Em comemoração aos 40 anos de Cem anos de solidão, de García Márquez, o Prof. Dr. Luiz Costa Lima, a pedido da IHU On-Line, escreveu o texto a seguir. Crítico de literatura e professor da Universidade Estadual do Rio de Janeiro e da Puc-Rio, Costa Lima é professor titular de literatura comparada, membro do setor de teoria da História da Puc Rio. Entre os anos de 1984 e 1986 foi professor da University of Minnesota e professor visitante das Universidades de Stanford, Johns Hopkins, Montreal, Paris VIII, Católica do Chile (Santiago) e pesquisador do Zentrum für Literaratur- und Kulturforschung (Berlim).

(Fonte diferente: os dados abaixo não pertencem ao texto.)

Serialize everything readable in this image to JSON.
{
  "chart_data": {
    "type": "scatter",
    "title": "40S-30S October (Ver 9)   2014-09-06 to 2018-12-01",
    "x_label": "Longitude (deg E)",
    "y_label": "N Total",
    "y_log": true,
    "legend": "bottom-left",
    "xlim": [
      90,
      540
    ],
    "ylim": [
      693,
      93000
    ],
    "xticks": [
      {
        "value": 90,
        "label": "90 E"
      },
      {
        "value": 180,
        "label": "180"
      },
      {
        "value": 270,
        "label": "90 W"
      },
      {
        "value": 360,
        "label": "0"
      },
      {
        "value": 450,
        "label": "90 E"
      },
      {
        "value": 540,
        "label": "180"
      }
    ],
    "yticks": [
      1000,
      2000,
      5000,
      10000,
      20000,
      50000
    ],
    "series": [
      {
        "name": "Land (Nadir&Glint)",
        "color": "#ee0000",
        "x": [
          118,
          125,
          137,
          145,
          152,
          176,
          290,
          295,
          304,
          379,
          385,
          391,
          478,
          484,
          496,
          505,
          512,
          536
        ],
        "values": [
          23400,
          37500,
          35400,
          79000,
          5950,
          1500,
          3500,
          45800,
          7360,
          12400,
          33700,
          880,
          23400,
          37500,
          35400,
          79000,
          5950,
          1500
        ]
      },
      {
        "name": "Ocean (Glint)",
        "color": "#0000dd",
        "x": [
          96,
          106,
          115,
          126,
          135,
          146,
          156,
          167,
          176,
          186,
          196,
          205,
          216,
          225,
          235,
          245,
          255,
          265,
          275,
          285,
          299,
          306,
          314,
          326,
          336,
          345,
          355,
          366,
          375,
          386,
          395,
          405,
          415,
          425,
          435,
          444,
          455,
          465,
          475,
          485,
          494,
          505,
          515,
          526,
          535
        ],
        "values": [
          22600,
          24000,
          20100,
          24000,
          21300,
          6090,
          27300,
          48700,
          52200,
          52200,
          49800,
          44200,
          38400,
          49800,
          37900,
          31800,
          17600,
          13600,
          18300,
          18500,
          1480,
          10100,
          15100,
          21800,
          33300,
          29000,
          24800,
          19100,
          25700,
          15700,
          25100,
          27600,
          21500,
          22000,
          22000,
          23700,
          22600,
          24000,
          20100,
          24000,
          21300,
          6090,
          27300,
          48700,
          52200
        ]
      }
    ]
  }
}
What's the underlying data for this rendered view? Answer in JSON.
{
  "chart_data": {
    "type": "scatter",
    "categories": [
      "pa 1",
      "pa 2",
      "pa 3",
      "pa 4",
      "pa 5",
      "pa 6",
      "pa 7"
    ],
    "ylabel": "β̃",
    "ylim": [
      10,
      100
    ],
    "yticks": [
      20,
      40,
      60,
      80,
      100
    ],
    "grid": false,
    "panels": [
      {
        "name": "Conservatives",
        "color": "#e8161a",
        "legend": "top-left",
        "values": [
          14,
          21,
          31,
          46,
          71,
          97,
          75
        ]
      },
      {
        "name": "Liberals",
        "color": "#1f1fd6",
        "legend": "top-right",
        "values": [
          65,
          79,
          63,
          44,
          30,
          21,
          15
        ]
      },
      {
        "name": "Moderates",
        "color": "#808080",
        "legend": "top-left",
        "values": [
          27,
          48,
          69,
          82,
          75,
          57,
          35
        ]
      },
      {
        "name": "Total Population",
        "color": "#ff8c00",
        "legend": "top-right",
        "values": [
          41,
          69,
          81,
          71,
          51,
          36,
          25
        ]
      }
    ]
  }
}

Escreveu, entre outras, as obras Estruturalismo e teoria da literatura (Petrópolis: Vozes, 1973), A aguarrás do tempo (Rio de Janeiro: Rocco, 1989);  Lira e antilira: Mário, Drummond, Cabral (2. ed. Rio de Janeiro: Topbooks, 1995); Terra ignota: a construção de Os sertões (Rio de Janeiro: Civilização Brasileira, 1997); Mímesis – desafio ao pensamento (Rio de Janeiro: Civilização Brasileira, 2000); Intervenções (São Paulo: Edusp, 2002); Mímesis e modernidade: formas das sombras (2. ed. Rio de Janeiro: Graal, 2003) e Redemunho do horror: as margens do Ocidente (Rio de Janeiro: Planeta, 2003).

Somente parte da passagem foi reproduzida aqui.